We all, in general, not only run and work, but also interact with the object around us. Like playing tennis, drinking tea etc. Instead of just reconstructing the human and the hand, we also want to reconstruct the racket and tennis ball that the player holds, the mouse and pen in someone’s hands. In particular, we need to understand the object in hand and the type of interaction between the hand and the object. In this project, we focus on hand-object reconstruction. This is a very challenging problem because hands and objects often suffer from heavy mutual-occlusion, so reconstructing them could be quite difficult.
Imagine watching a video of human cooking in the kitchen. We humans can easily understand the underlying 3D hand-object-interactions in the physical world, such as contact regions, 3D relations between hands and objects. More impressively, we are able to hallucinate the 3D shape even if we have not seen some views of the object, such as the bottom part of a cooking pan.

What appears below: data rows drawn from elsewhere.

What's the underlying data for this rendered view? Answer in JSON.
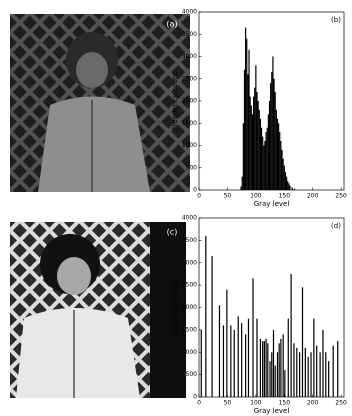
{
  "images": [
    {
      "label": "(a)"
    },
    {
      "label": "(c)"
    }
  ],
  "chart_data": [
    {
      "type": "bar",
      "label": "(b)",
      "xlabel": "Gray level",
      "ylabel": "Frequency count",
      "color": "#000000",
      "x": [
        74,
        76,
        78,
        80,
        82,
        84,
        86,
        88,
        90,
        92,
        94,
        96,
        98,
        100,
        102,
        104,
        106,
        108,
        110,
        112,
        114,
        116,
        118,
        120,
        122,
        124,
        126,
        128,
        130,
        132,
        134,
        136,
        138,
        140,
        142,
        144,
        146,
        148,
        150,
        152,
        154,
        156,
        158,
        160,
        164,
        168
      ],
      "values": [
        80,
        300,
        1500,
        2700,
        3650,
        3400,
        2600,
        3150,
        2100,
        1900,
        1700,
        2100,
        2300,
        2800,
        2200,
        2000,
        1800,
        1600,
        1400,
        1200,
        1000,
        1100,
        1300,
        1400,
        1700,
        2000,
        2400,
        2650,
        3000,
        2500,
        2200,
        1800,
        1600,
        1500,
        1300,
        1100,
        900,
        700,
        550,
        400,
        300,
        200,
        150,
        100,
        60,
        30
      ],
      "xlim": [
        0,
        255
      ],
      "xticks": [
        0,
        50,
        100,
        150,
        200,
        250
      ],
      "ylim": [
        0,
        4000
      ],
      "yticks": [
        0,
        500,
        1000,
        1500,
        2000,
        2500,
        3000,
        3500,
        4000
      ]
    },
    {
      "type": "bar",
      "label": "(d)",
      "xlabel": "Gray level",
      "ylabel": "Frequency count",
      "color": "#000000",
      "x": [
        4,
        12,
        23,
        36,
        43,
        49,
        56,
        62,
        69,
        75,
        82,
        87,
        95,
        102,
        108,
        112,
        115,
        118,
        121,
        125,
        128,
        131,
        134,
        138,
        141,
        144,
        148,
        151,
        157,
        162,
        167,
        172,
        177,
        182,
        187,
        192,
        197,
        202,
        207,
        213,
        218,
        223,
        228,
        236,
        244
      ],
      "values": [
        1500,
        3600,
        3150,
        2050,
        1600,
        2400,
        1600,
        1500,
        1800,
        1650,
        1400,
        1750,
        2650,
        1750,
        1300,
        1250,
        1250,
        1300,
        1200,
        800,
        1000,
        1500,
        700,
        1000,
        1200,
        1300,
        1400,
        600,
        1750,
        2750,
        1200,
        1100,
        1000,
        2450,
        1100,
        900,
        1000,
        1750,
        1150,
        1000,
        1500,
        1000,
        800,
        1150,
        1250
      ],
      "xlim": [
        0,
        255
      ],
      "xticks": [
        0,
        50,
        100,
        150,
        200,
        250
      ],
      "ylim": [
        0,
        4000
      ],
      "yticks": [
        0,
        500,
        1000,
        1500,
        2000,
        2500,
        3000,
        3500,
        4000
      ]
    }
  ]
}
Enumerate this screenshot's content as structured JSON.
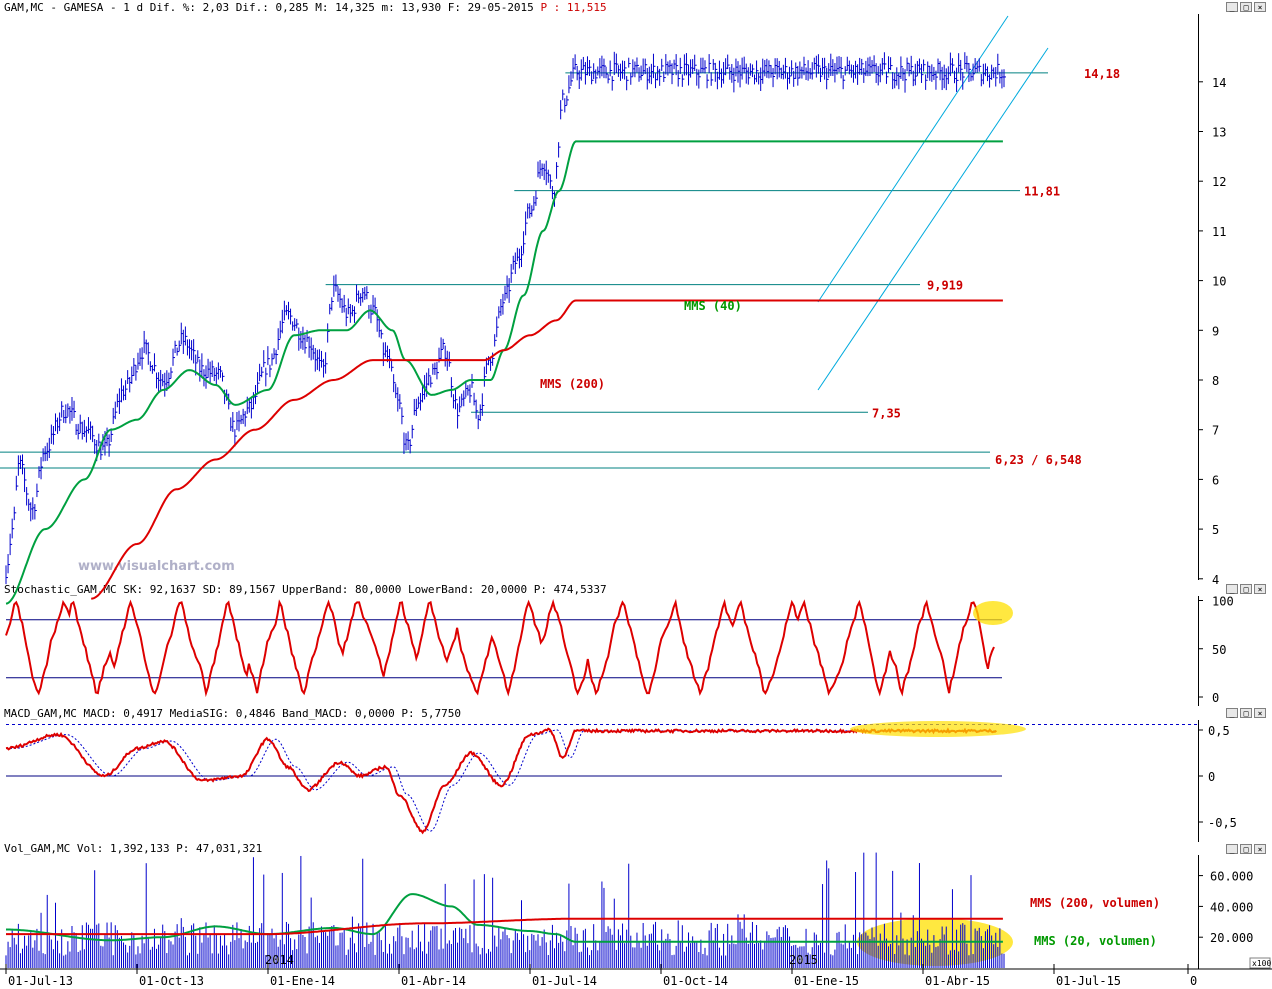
{
  "chart_data": [
    {
      "type": "line",
      "panel": "price",
      "header": "GAM,MC - GAMESA -  1 d Dif. %: 2,03 Dif.: 0,285 M: 14,325 m: 13,930 F: 29-05-2015",
      "header_p": "P : 11,515",
      "ylim": [
        3.5,
        14.8
      ],
      "yticks": [
        4,
        5,
        6,
        7,
        8,
        9,
        10,
        11,
        12,
        13,
        14
      ],
      "x_labels": [
        "01-Jul-13",
        "01-Oct-13",
        "01-Ene-14",
        "01-Abr-14",
        "01-Jul-14",
        "01-Oct-14",
        "01-Ene-15",
        "01-Abr-15",
        "01-Jul-15",
        "0"
      ],
      "year_marks": [
        "2014",
        "2015"
      ],
      "price_keypoints": [
        [
          0,
          4.2
        ],
        [
          0.05,
          5.0
        ],
        [
          0.1,
          6.3
        ],
        [
          0.2,
          5.4
        ],
        [
          0.3,
          6.6
        ],
        [
          0.45,
          7.4
        ],
        [
          0.6,
          7.0
        ],
        [
          0.75,
          6.6
        ],
        [
          0.9,
          7.8
        ],
        [
          1.05,
          8.6
        ],
        [
          1.2,
          8.0
        ],
        [
          1.35,
          8.8
        ],
        [
          1.5,
          8.2
        ],
        [
          1.62,
          8.1
        ],
        [
          1.75,
          7.0
        ],
        [
          1.85,
          7.4
        ],
        [
          2.0,
          8.3
        ],
        [
          2.15,
          9.3
        ],
        [
          2.3,
          8.8
        ],
        [
          2.42,
          8.2
        ],
        [
          2.5,
          9.8
        ],
        [
          2.62,
          9.3
        ],
        [
          2.72,
          9.8
        ],
        [
          2.8,
          9.4
        ],
        [
          2.9,
          8.5
        ],
        [
          3.0,
          7.5
        ],
        [
          3.06,
          6.6
        ],
        [
          3.15,
          7.6
        ],
        [
          3.25,
          8.1
        ],
        [
          3.35,
          8.6
        ],
        [
          3.45,
          7.4
        ],
        [
          3.55,
          7.8
        ],
        [
          3.6,
          7.3
        ],
        [
          3.7,
          8.5
        ],
        [
          3.8,
          9.6
        ],
        [
          3.9,
          10.4
        ],
        [
          4.0,
          11.4
        ],
        [
          4.1,
          12.4
        ],
        [
          4.18,
          11.8
        ],
        [
          4.25,
          13.6
        ],
        [
          4.35,
          14.2
        ]
      ],
      "mms40_keypoints": [
        [
          0,
          3.5
        ],
        [
          0.3,
          5.0
        ],
        [
          0.6,
          6.0
        ],
        [
          0.8,
          7.0
        ],
        [
          1.0,
          7.2
        ],
        [
          1.2,
          7.8
        ],
        [
          1.4,
          8.2
        ],
        [
          1.6,
          7.9
        ],
        [
          1.75,
          7.5
        ],
        [
          2.0,
          7.8
        ],
        [
          2.2,
          8.9
        ],
        [
          2.4,
          9.0
        ],
        [
          2.6,
          9.0
        ],
        [
          2.78,
          9.4
        ],
        [
          2.95,
          9.0
        ],
        [
          3.05,
          8.4
        ],
        [
          3.25,
          7.7
        ],
        [
          3.4,
          7.8
        ],
        [
          3.55,
          8.0
        ],
        [
          3.7,
          8.0
        ],
        [
          3.8,
          8.6
        ],
        [
          3.95,
          9.7
        ],
        [
          4.1,
          11.0
        ],
        [
          4.22,
          11.8
        ],
        [
          4.35,
          12.8
        ]
      ],
      "mms200_keypoints": [
        [
          0.65,
          3.6
        ],
        [
          1.0,
          4.7
        ],
        [
          1.3,
          5.8
        ],
        [
          1.6,
          6.4
        ],
        [
          1.9,
          7.0
        ],
        [
          2.2,
          7.6
        ],
        [
          2.5,
          8.0
        ],
        [
          2.8,
          8.4
        ],
        [
          3.1,
          8.4
        ],
        [
          3.4,
          8.4
        ],
        [
          3.65,
          8.4
        ],
        [
          3.8,
          8.6
        ],
        [
          4.0,
          8.9
        ],
        [
          4.2,
          9.2
        ],
        [
          4.35,
          9.6
        ]
      ],
      "trend_lines": [
        {
          "label": "14,18",
          "value": 14.18,
          "x_start": 4.27
        },
        {
          "label": "11,81",
          "value": 11.81,
          "x_start": 3.88
        },
        {
          "label": "9,919",
          "value": 9.919,
          "x_start": 2.44
        },
        {
          "label": "7,35",
          "value": 7.35,
          "x_start": 3.55
        },
        {
          "label": "6,23 / 6,548",
          "value_high": 6.548,
          "value_low": 6.23,
          "x_start": 0.2
        }
      ],
      "annotations": [
        {
          "text": "MMS (40)",
          "color": "#009900"
        },
        {
          "text": "MMS (200)",
          "color": "#cc0000"
        }
      ],
      "watermark": "www.visualchart.com",
      "colors": {
        "price": "#0000cc",
        "mms40": "#00a040",
        "mms200": "#dd0000",
        "levels": "#008080",
        "channel": "#00aadd",
        "labels": "#cc0000"
      }
    },
    {
      "type": "line",
      "panel": "stochastic",
      "header": "Stochastic_GAM,MC SK: 92,1637 SD: 89,1567 UpperBand: 80,0000 LowerBand: 20,0000 P: 474,5337",
      "ylim": [
        0,
        100
      ],
      "yticks": [
        0,
        50,
        100
      ],
      "bands": [
        80,
        20
      ],
      "colors": {
        "line": "#dd0000",
        "band": "#000080",
        "highlight": "#ffe000"
      }
    },
    {
      "type": "line",
      "panel": "macd",
      "header": "MACD_GAM,MC MACD: 0,4917 MediaSIG: 0,4846 Band_MACD: 0,0000 P: 5,7750",
      "ylim": [
        -0.65,
        0.6
      ],
      "yticks": [
        0.5,
        0,
        -0.5
      ],
      "ytick_labels": [
        "0,5",
        "0",
        "-0,5"
      ],
      "colors": {
        "line": "#dd0000",
        "signal": "#0000cc",
        "zero": "#000080",
        "highlight": "#ffe000"
      }
    },
    {
      "type": "bar",
      "panel": "volume",
      "header": "Vol_GAM,MC Vol: 1,392,133 P: 47,031,321",
      "ylim": [
        0,
        75000
      ],
      "yticks": [
        20000,
        40000,
        60000
      ],
      "ytick_labels": [
        "20.000",
        "40.000",
        "60.000"
      ],
      "scale_note": "x100",
      "annotations": [
        {
          "text": "MMS (200, volumen)",
          "color": "#cc0000"
        },
        {
          "text": "MMS (20, volumen)",
          "color": "#009900"
        }
      ],
      "colors": {
        "bars": "#0000cc",
        "mms200": "#dd0000",
        "mms20": "#00a040",
        "highlight": "#ffe000"
      }
    }
  ]
}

In this work, we aim to reconstruct 3D hand-object interactions (HOI) from a monocular video. Prior works of HOI from videos typically assume known object templates and jointly fit hand and object pose to the 3D instance. In contrast, we aim to reconstruct unknown generic objects. To do so, on one hand, many works have studied 3D reconstruction for generic scenes by optimizing a neural field to match the given image collections or video. However, they typically require all object regions visible in some of the frames. On the other hand, recent works have studied a data-driven approach to learn hand-object prior but they do not consider temporal consistency in videos. In this work, we propose to leverage progress from both directions to reconstruct the hand and object from Internet video clips. We first explore reconstruction for hand-held rigid object and then try to extend the architecture to articulating objects.